I love everything about this movie, which doesn’t mean I think it’s a perfect film. If I could, I’d go through the script and cross out lines, because characters tend to say the same thing two or three times when one would do. The names “Jack” and “Rose” are used much too often. Some lines sounds anachronistic, and others just sound kinda clunky.

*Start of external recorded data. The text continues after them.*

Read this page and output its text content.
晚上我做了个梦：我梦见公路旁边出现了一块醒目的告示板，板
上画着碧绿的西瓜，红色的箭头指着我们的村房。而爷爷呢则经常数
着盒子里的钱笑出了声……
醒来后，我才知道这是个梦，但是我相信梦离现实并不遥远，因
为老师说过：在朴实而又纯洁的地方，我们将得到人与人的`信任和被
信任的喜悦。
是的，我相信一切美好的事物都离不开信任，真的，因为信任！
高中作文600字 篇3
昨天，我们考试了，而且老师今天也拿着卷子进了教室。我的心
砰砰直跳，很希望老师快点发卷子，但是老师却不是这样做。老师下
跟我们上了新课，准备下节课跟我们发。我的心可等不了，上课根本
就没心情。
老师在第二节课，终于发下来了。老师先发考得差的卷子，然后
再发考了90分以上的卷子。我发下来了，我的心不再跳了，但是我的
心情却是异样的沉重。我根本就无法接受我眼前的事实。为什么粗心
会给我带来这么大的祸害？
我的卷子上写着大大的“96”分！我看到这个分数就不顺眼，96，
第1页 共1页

That said, I hesitate to throw the baby out with the ice-cold bathwater, because in ambition, scope, size, and impact, Titanic the film perfectly mirrors Titanic the ship. (Although Titanic the film was inarguably much more successful.) Titanic‘s earnestness is what made it such a sensation in the first place — moviegoers had been starved for an old-fashioned sweeping epic for decades by this point — and it wouldn’t be the same movie if it had more grit or realism. Titanic is a soaring spectacle, for those who appreciate it, the ultimate in Hollywood escapism. It is, quite purely, everything a crowd-pleasing movie should be, and it’s certainly not high art. I love films that make me think, question, fear, or despair, that haunt me for days after I see them. But for me, Titanic hits the sweet spot when I don’t want that. The story of its making is almost as legendary as the sinking itself, especially in how it dominated pop culture like no other film of this era.

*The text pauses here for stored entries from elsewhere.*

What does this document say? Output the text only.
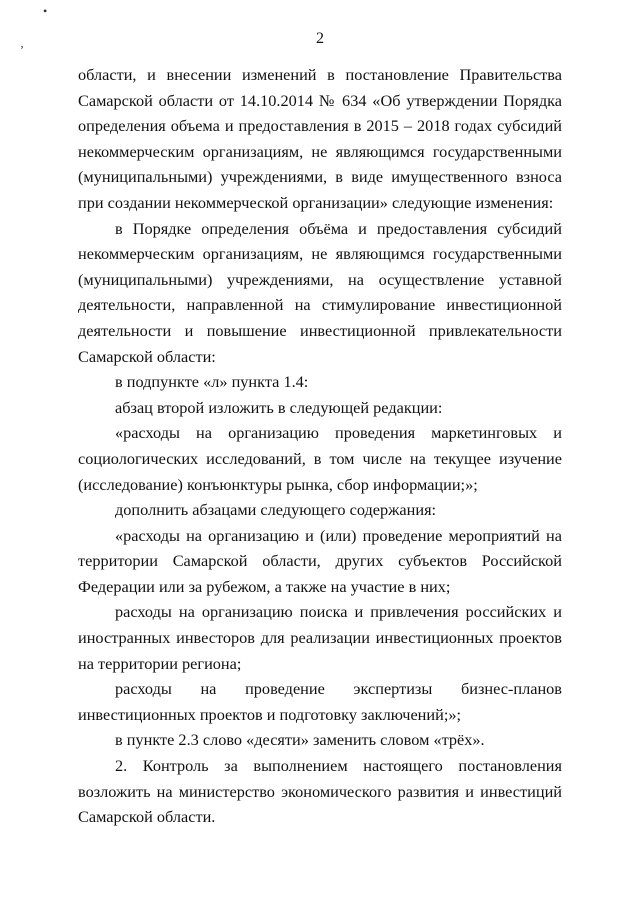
•
‚	2

области, и внесении изменений в постановление Правительства Самарской области от 14.10.2014 № 634 «Об утверждении Порядка определения объема и предоставления в 2015 – 2018 годах субсидий некоммерческим организациям, не являющимся государственными (муниципальными) учреждениями, в виде имущественного взноса при создании некоммерческой организации» следующие изменения:

в Порядке определения объёма и предоставления субсидий некоммерческим организациям, не являющимся государственными (муниципальными) учреждениями, на осуществление уставной деятельности, направленной на стимулирование инвестиционной деятельности и повышение инвестиционной привлекательности Самарской области:

в подпункте «л» пункта 1.4:

абзац второй изложить в следующей редакции:

«расходы на организацию проведения маркетинговых и социологических исследований, в том числе на текущее изучение (исследование) конъюнктуры рынка, сбор информации;»;

дополнить абзацами следующего содержания:

«расходы на организацию и (или) проведение мероприятий на территории Самарской области, других субъектов Российской Федерации или за рубежом, а также на участие в них;

расходы на организацию поиска и привлечения российских и иностранных инвесторов для реализации инвестиционных проектов на территории региона;

расходы на проведение экспертизы бизнес-планов инвестиционных проектов и подготовку заключений;»;

в пункте 2.3 слово «десяти» заменить словом «трёх».

2. Контроль за выполнением настоящего постановления возложить на министерство экономического развития и инвестиций Самарской области.
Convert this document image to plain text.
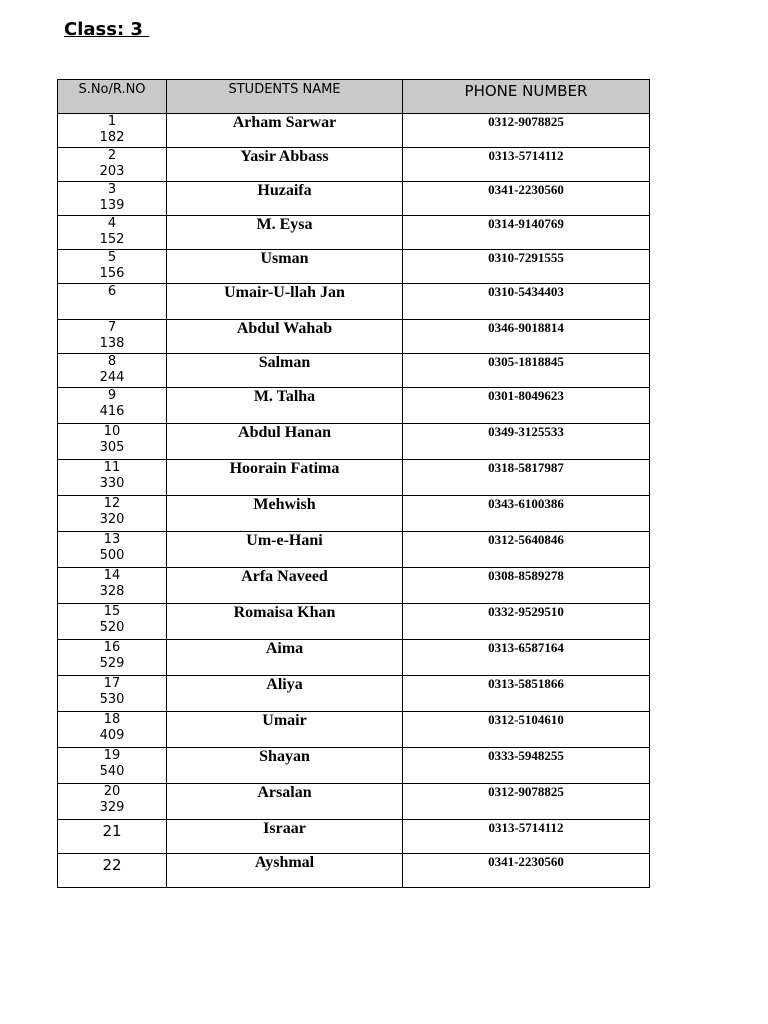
Class: 3
S.No/R.NO	STUDENTS NAME	PHONE NUMBER

1
182	Arham Sarwar	0312-9078825

2
203	Yasir Abbass	0313-5714112

3
139	Huzaifa	0341-2230560

4
152	M. Eysa	0314-9140769

5
156	Usman	0310-7291555

6	Umair-U-llah Jan	0310-5434403

7
138	Abdul Wahab	0346-9018814

8
244	Salman	0305-1818845

9
416	M. Talha	0301-8049623

10
305	Abdul Hanan	0349-3125533

11
330	Hoorain Fatima	0318-5817987

12
320	Mehwish	0343-6100386

13
500	Um-e-Hani	0312-5640846

14
328	Arfa Naveed	0308-8589278

15
520	Romaisa Khan	0332-9529510

16
529	Aima	0313-6587164

17
530	Aliya	0313-5851866

18
409	Umair	0312-5104610

19
540	Shayan	0333-5948255

20
329	Arsalan	0312-9078825

21	Israar	0313-5714112

22	Ayshmal	0341-2230560
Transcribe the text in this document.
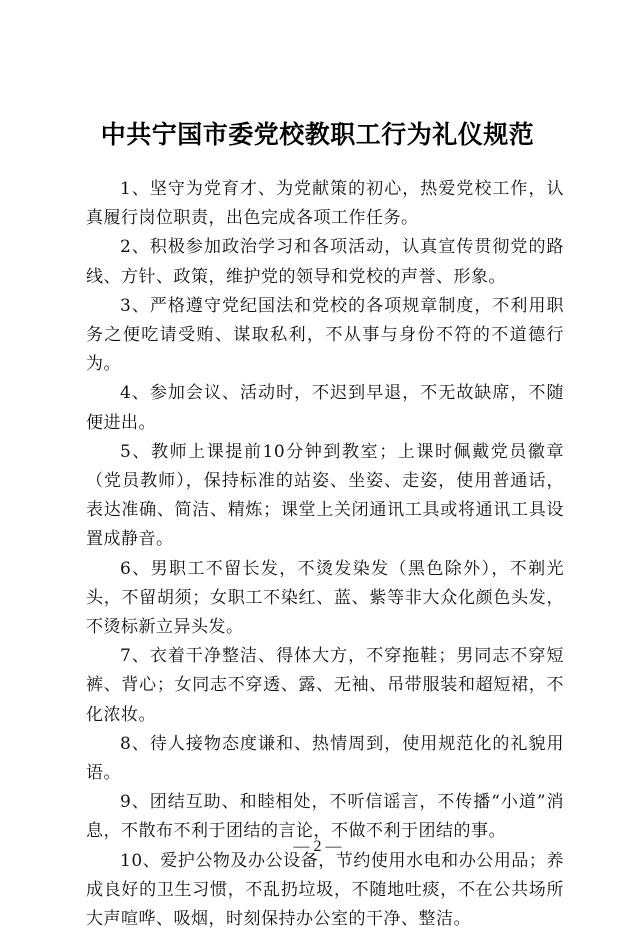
中共宁国市委党校教职工行为礼仪规范

1、坚守为党育才、为党献策的初心，热爱党校工作，认真履行岗位职责，出色完成各项工作任务。

2、积极参加政治学习和各项活动，认真宣传贯彻党的路线、方针、政策，维护党的领导和党校的声誉、形象。

3、严格遵守党纪国法和党校的各项规章制度，不利用职务之便吃请受贿、谋取私利，不从事与身份不符的不道德行为。

4、参加会议、活动时，不迟到早退，不无故缺席，不随便进出。

5、教师上课提前10分钟到教室；上课时佩戴党员徽章（党员教师），保持标准的站姿、坐姿、走姿，使用普通话，表达准确、简洁、精炼；课堂上关闭通讯工具或将通讯工具设置成静音。

6、男职工不留长发，不烫发染发（黑色除外），不剃光头，不留胡须；女职工不染红、蓝、紫等非大众化颜色头发，不烫标新立异头发。

7、衣着干净整洁、得体大方，不穿拖鞋；男同志不穿短裤、背心；女同志不穿透、露、无袖、吊带服装和超短裙，不化浓妆。

8、待人接物态度谦和、热情周到，使用规范化的礼貌用语。

9、团结互助、和睦相处，不听信谣言，不传播“小道”消息，不散布不利于团结的言论，不做不利于团结的事。

10、爱护公物及办公设备，节约使用水电和办公用品；养成良好的卫生习惯，不乱扔垃圾，不随地吐痰，不在公共场所大声喧哗、吸烟，时刻保持办公室的干净、整洁。

— 2 —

Titanic isn’t big and dumb — if it were, I wouldn’t like it. Broad? Certainly. It was made to be riveting to men, women, boys, and girls of every age, in every country. It’s a throwback to films like Gone With The Wind, still the biggest blockbuster of all time when adjusted for inflation. I’ve studied what it was like when these classics were released, up through the 70s and early 80s, but I missed the boat on experiencing the excitement myself. Then, along came Titanic. I can’t be certain whether any other movie really captured so much of the media landscape upon its release. Star Wars didn’t launch a smash hit on the radio, and it probably didn’t appeal to as much of the American populace as Titanic did. I don’t think I’ll ever see another cinematic phenomenon like Titanic, so I’m sure glad I was around to soak it up the one time all the stars aligned just right for a movie of this size and scope.It’s not just the movie, it’s the phenomenon that gets me. There are films from my youth I have more affinity for, but I can’t point to any of them the way I can point to Titanic and say, “There. That was a whole year of my life.” It was a gateway drug to more adult movies — James Cameron’s other films, to start, and more mature genres like romance and tragedy. It was the film that proved to be that the power of cinema is limitless — one film can permeate just about every culture in the developed world. It can inspire the kind of insane fandom Titanic has, not just from fanboys (as with most other movies of this size) but from people of every age, sex, and place. Part of this is probably the naivete of a fourteen year old, but for one year it felt like every single person in the world was connected through Titanic. Other films would go on to have a greater impact on the kinds of stories I like to tell, but I’m not sure any drove me toward wanting to make an impact more than Titanic.

Granted, I’d probably never make a film like Titanic, even if it were still possible (unlikely). But that’s not the point. Titanic is the epitome of a filmmaker willing his celluloid creation to life, winning the fans, the box office, the awards (and most critics). It did everything. Repeating its success is unfathomable, but it’s thrilling to know that that sort of thing was possible once, and who knows? It could be again. I don’t set my sights on Titanic as a role model, but Cameron’s passion and the film’s ambition are something of a guiding light. If Titanic is possible, then so is everything else.